Getting out of the curve requires a dose of strength.
And I am sure that this was what this woman needed most in her life. It must not have been easy, bearing all the consequences of her actions, I am sure. I can imagine the hundreds, thousands of biased looks and mean comments that have been directed at this woman in the three years that have passed since the fateful day of separation... I can imagine the weight of such sin... and I can imagine if she regretted what she did.
No, I know she repented.
As I watch her walk down the entire length of the cemetery again, careful not to slip on the damp earth beneath her feet, which mixes with stones and creates a kind of shapeless mud, I can see that she has become an even more bitter person than she was when she felt trapped in her marriage. With many more bad things to deal with, she has many past hurts that can never be resolved, and my father's grave is there to reinforce this.
However, even though the weight of her past has pressed her against the ground and suffocated her for so long, her resilience is noticeable. Her wet hair and clothes stuck to her body, soaked with water, prove the significance of this; it is a clear challenge to herself, a way of observing what is bad for her, and showing that it does not really affect her. After all, what is a cold before an ideal?
Mizuki is a strong woman. And the way she defies her own self reflects the will to fight of her spirit. As much as I cannot look at her face without feeling anger at her attitudes, I respect her for her determination. And I admire that about her.
As Mizuki walks away, the sound of the rain intensifies. It shouldn't be getting any louder, but I am hearing it better because that sound is my only company right now. I am, once again, alone.
It is no longer as if I am so afraid of being alone, however. Since Hina, I have learned the value of silence a little better. And, even though I have never enjoyed such a benefit, I am having the opportunity to learn how it works by watching my mother, Yui, Ren...
And my father.
Before me lies his grave. The end. The man who, a few moments ago, was climbing a hill with me, telling stories of his life, fighting with a woman, bleeding on the ground... is now dead. In the face of the power of time, our memories are such short and irrelevant things that, when we think about it, it is inevitable to come to the conclusion that we are insignificant beings in the face of the immensity that surrounds us...

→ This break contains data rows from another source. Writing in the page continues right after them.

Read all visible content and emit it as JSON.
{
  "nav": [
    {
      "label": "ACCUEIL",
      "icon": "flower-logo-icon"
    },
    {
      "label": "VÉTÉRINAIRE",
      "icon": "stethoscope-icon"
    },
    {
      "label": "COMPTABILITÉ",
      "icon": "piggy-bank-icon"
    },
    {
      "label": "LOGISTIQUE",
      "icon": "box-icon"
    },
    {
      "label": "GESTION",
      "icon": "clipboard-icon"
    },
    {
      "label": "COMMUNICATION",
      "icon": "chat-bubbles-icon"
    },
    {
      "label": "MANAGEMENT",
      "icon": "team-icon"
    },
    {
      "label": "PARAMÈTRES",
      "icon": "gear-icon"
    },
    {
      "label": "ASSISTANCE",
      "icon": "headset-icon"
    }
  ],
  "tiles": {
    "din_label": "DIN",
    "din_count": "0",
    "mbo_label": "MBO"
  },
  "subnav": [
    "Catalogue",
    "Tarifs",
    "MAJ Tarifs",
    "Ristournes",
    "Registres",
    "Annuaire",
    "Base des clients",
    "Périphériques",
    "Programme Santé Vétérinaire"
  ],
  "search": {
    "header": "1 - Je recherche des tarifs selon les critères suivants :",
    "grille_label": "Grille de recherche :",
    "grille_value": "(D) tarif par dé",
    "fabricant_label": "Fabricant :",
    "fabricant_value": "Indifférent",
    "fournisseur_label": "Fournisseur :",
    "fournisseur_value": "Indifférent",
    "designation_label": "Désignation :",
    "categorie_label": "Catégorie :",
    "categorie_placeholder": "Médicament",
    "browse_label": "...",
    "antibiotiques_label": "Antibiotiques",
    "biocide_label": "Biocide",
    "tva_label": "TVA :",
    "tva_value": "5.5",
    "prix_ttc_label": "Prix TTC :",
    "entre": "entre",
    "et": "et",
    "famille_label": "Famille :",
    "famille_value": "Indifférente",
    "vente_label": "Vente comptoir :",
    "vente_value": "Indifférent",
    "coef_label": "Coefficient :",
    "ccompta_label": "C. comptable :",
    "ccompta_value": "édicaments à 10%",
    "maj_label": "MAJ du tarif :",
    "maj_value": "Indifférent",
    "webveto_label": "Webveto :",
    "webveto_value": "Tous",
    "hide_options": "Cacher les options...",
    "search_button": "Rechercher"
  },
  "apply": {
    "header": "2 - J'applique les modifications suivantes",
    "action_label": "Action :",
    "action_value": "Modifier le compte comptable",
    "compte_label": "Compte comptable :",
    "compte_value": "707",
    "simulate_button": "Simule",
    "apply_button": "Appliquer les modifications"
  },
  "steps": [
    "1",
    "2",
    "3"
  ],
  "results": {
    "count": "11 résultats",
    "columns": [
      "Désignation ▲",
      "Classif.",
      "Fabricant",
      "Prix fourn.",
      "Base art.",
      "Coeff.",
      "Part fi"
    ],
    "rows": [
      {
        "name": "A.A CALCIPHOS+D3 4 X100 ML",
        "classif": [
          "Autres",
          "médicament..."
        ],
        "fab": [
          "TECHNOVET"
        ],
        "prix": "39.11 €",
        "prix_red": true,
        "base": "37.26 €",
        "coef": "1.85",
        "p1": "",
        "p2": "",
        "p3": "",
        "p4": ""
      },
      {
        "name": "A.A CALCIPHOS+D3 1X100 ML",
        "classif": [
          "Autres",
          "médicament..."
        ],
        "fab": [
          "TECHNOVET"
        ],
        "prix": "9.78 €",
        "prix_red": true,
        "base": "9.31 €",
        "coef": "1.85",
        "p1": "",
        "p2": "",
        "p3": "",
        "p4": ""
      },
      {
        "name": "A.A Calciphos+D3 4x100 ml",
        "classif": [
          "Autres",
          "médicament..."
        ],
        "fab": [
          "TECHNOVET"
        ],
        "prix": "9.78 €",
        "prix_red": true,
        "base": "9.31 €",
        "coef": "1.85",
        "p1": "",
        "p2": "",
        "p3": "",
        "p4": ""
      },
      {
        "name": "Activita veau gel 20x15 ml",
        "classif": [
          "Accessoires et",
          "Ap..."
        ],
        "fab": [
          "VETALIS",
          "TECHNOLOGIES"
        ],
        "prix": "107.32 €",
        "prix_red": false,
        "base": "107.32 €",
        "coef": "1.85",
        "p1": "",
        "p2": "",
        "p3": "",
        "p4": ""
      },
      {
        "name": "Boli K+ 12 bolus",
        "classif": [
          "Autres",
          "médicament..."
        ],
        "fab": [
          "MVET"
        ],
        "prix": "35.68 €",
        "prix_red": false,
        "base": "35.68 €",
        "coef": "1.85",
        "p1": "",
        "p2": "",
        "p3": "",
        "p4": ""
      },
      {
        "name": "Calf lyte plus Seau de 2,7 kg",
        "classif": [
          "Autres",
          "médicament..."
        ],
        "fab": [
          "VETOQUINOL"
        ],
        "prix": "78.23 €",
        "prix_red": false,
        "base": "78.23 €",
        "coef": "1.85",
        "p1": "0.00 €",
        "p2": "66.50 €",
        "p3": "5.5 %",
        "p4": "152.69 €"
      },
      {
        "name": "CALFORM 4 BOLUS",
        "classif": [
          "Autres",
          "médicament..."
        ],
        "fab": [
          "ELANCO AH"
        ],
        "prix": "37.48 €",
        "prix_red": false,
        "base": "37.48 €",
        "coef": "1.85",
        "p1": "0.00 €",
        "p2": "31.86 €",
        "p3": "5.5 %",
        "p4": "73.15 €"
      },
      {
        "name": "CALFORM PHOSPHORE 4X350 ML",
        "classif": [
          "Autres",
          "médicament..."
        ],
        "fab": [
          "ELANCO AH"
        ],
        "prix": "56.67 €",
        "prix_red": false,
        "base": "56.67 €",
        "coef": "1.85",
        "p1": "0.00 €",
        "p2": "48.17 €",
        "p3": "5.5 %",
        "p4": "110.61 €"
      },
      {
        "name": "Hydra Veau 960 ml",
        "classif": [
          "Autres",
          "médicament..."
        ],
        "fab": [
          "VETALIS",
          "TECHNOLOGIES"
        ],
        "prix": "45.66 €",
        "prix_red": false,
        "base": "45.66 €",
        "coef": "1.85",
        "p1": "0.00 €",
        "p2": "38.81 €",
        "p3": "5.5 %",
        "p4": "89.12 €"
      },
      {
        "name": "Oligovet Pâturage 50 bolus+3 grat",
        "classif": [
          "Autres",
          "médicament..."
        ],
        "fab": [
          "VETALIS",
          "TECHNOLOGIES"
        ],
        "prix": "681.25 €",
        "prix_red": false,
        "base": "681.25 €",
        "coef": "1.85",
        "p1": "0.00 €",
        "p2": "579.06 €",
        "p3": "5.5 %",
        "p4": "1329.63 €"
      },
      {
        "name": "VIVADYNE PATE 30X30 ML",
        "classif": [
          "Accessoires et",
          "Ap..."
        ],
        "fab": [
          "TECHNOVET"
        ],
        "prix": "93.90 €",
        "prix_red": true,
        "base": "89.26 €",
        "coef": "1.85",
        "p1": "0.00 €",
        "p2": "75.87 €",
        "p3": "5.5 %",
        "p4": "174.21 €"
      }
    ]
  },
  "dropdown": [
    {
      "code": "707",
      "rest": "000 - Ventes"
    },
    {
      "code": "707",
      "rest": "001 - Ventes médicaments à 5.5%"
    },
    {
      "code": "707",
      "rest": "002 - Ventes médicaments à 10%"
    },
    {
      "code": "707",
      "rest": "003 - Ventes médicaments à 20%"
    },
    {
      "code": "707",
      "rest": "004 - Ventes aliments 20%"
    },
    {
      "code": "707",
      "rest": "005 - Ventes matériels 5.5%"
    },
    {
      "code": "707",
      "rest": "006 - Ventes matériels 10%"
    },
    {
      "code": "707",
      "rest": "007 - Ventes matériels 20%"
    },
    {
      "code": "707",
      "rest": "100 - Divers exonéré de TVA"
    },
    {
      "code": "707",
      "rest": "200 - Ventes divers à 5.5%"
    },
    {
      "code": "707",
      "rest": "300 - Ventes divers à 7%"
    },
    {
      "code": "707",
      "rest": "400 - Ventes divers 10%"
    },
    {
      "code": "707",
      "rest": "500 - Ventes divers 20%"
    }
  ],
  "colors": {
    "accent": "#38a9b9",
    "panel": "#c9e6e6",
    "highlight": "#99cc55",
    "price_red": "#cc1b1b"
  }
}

Life is something extremely short, after all. But we don't think about it most of the time. At least, that's how I am, and I imagine everyone else is too. What separates life from death is something so tenuous and imperceptible that many times we idealize great things for our future, without the slightest knowledge that these things can all be interrupted during any given day of the immense Tomorrow that awaits each one of us. I had never stopped to face life as it really is, and so I was not afraid to tell the Grim Reaper that "I would rather die" than do what he asked me to do.
But looking at my father's grave, I feel that I was never really ready to receive what I was asking for.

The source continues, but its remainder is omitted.